C’è poi la questione del doppio.
“La tragedia sottesa a questa storia nasce infatti da una relazione tossica tra fratelli nemici, sposati ad amiche inseparabili. Il loro odio si ripercuote su due continenti, due generazioni e vari decenni. Il tema del doppio percorre tutto il romanzo, specie nella profonda amicizia tra Werner e Marcus. Il mio eroe non regge la solitudine. E’ ambizioso, determinato, ma non individualista”.
E’ anche la storia di una passione…
“…Irreprimibile. L’attrazione tra Werner e Rebecca è immediata, potente, carnale. Werner vuole regnare, Rebecca liberarsi dal suo ambiente. Per lui, lei è la donna dell’ascesa; per lei, lui è l’uomo dell’emancipazione. Nulla pare opporsi a loro. Una rivelazione tronca questo slancio. Un divieto troppo forte per amarsi ancora…”

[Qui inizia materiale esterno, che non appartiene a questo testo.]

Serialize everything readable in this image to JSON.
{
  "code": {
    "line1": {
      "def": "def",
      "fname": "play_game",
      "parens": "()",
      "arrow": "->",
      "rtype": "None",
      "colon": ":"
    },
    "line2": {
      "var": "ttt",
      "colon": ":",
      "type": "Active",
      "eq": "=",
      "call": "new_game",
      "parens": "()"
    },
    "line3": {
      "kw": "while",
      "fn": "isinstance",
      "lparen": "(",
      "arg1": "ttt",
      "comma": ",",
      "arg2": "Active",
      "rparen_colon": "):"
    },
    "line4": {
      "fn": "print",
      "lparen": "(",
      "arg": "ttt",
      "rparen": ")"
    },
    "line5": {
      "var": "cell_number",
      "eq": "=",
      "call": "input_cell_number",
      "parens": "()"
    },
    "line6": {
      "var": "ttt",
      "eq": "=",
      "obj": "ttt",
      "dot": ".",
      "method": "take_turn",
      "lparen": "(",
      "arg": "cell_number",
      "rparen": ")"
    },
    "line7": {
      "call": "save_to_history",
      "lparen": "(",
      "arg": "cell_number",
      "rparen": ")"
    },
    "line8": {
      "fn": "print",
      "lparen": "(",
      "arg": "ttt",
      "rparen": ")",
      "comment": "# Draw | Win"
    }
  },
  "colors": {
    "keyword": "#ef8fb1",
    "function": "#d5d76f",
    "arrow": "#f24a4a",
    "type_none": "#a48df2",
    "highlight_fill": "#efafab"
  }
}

Gran parte dell’Ultimo di noi si svolge negli anni ‘70. L’attirano tanto?
“Un po’. Sono la gioventù dei miei genitori: tutti, credo, vorremmo genitori giovani. Poi perché sono un decennio affascinante. I soldi, allora, erano molto, ma non tutto. Quindi è un periodo d’intensa creatività musicale, artistica, letteraria, ma anche d’intensa libertà: si guida veloce, si fuma di tutto, si beve molto e si va a letto con chi si vuole, senza inquietudine e retro-pensieri. C’è uno slancio formidabile. Un sogno folle di cambiare il mondo”.
Que reste-t-il de ces beaux jours?
“Soprattutto l’essenziale delle tematiche degli anni ‘70 è divenuto ciò che oggi preoccupa. Nel bene: salvare il pianeta, realizzare un’economia partecipativa, solidale, puntare alla decrescita, slow food, tendenza nata in Italia. E nel male: estremismi, terrorismi, indipendentismi, ecc…. Ma negli anni ‘70 tali idee nascevano dalla prosperità; oggi rinascono dalla crisi. Siamo il negativo dei ‘70”.